# The Royal Game of Ur



## night_wrtr (Jun 5, 2017)

Fun video of Irving Finkel of the British Museum playing The Royal Game of Ur against Tom Scott. Finkel adds some interesting tidbits of history along the way and its fun to watch this ancient game being played.

I also think Finkel is hilarious.


----------



## Venusian Broon (Jun 5, 2017)

night_wrtr said:


> Fun video of Irving Finkel of the British Museum playing The Royal Game of Ur against Tom Scott. Finkel adds some interesting tidbits of history along the way and its fun to watch this ancient game being played.
> 
> I also think Finkel is hilarious.



It's a nice video, saw it a while back.

Oddly enough I first came across this game in _Tomb Raider: The Last Revelation _in 1999 on my PS1. You have to beat the computer, and the rules were basically the same as those played there.
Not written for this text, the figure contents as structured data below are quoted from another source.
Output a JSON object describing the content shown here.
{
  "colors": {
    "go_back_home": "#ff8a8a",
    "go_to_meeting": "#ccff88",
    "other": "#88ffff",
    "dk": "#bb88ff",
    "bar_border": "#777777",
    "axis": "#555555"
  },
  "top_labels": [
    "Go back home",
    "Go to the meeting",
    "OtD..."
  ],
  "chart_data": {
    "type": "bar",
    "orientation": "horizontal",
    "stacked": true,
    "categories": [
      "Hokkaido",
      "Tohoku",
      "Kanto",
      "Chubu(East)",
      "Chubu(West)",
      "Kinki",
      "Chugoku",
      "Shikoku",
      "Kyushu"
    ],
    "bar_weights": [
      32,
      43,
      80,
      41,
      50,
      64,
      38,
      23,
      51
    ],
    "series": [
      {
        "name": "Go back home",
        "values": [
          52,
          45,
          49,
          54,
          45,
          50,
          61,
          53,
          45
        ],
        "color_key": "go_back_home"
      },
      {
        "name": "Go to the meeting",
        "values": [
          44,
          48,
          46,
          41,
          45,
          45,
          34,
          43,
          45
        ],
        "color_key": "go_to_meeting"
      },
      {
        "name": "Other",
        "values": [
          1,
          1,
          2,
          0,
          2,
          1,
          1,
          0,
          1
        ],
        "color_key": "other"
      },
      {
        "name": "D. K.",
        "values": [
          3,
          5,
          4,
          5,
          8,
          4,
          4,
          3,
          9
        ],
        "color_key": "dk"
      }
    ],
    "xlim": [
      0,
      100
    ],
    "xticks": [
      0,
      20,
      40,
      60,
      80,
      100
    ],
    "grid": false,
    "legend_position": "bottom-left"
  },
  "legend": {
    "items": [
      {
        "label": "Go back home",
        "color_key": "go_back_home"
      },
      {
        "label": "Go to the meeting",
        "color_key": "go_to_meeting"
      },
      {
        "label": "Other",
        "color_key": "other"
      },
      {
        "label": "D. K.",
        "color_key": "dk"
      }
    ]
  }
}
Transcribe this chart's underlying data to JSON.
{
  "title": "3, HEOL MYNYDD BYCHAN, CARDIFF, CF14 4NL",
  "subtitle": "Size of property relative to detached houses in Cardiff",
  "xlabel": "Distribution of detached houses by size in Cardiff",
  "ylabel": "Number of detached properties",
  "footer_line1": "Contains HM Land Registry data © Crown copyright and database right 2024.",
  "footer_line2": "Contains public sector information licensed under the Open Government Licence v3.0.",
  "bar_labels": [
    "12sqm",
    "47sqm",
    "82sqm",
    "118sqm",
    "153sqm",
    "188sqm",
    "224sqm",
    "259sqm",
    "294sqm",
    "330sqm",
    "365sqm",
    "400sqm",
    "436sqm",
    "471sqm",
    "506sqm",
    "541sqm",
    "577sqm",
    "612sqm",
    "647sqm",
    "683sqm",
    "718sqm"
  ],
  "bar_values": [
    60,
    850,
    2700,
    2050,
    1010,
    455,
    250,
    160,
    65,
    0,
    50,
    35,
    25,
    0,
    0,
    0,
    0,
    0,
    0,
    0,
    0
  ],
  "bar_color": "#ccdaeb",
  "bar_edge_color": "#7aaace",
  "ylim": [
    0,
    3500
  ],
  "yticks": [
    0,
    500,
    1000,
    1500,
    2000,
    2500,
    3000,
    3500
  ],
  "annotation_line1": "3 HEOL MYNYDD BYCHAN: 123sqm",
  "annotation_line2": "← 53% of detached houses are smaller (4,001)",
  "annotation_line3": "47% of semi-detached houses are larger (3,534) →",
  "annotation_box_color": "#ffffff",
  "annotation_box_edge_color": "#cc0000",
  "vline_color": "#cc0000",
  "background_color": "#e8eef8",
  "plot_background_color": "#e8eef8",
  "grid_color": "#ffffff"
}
So clearly Irving Finkel had found the extended and advanced rules, 'cause we must have known roughly how it to play it a while back! (Perhaps a bit like Monopoly today everyone in the past just added on loads of extra rules to make the basic game more exciting )


----------



## night_wrtr (Jun 5, 2017)

I definitely need to get my hands on one of those replicas.


----------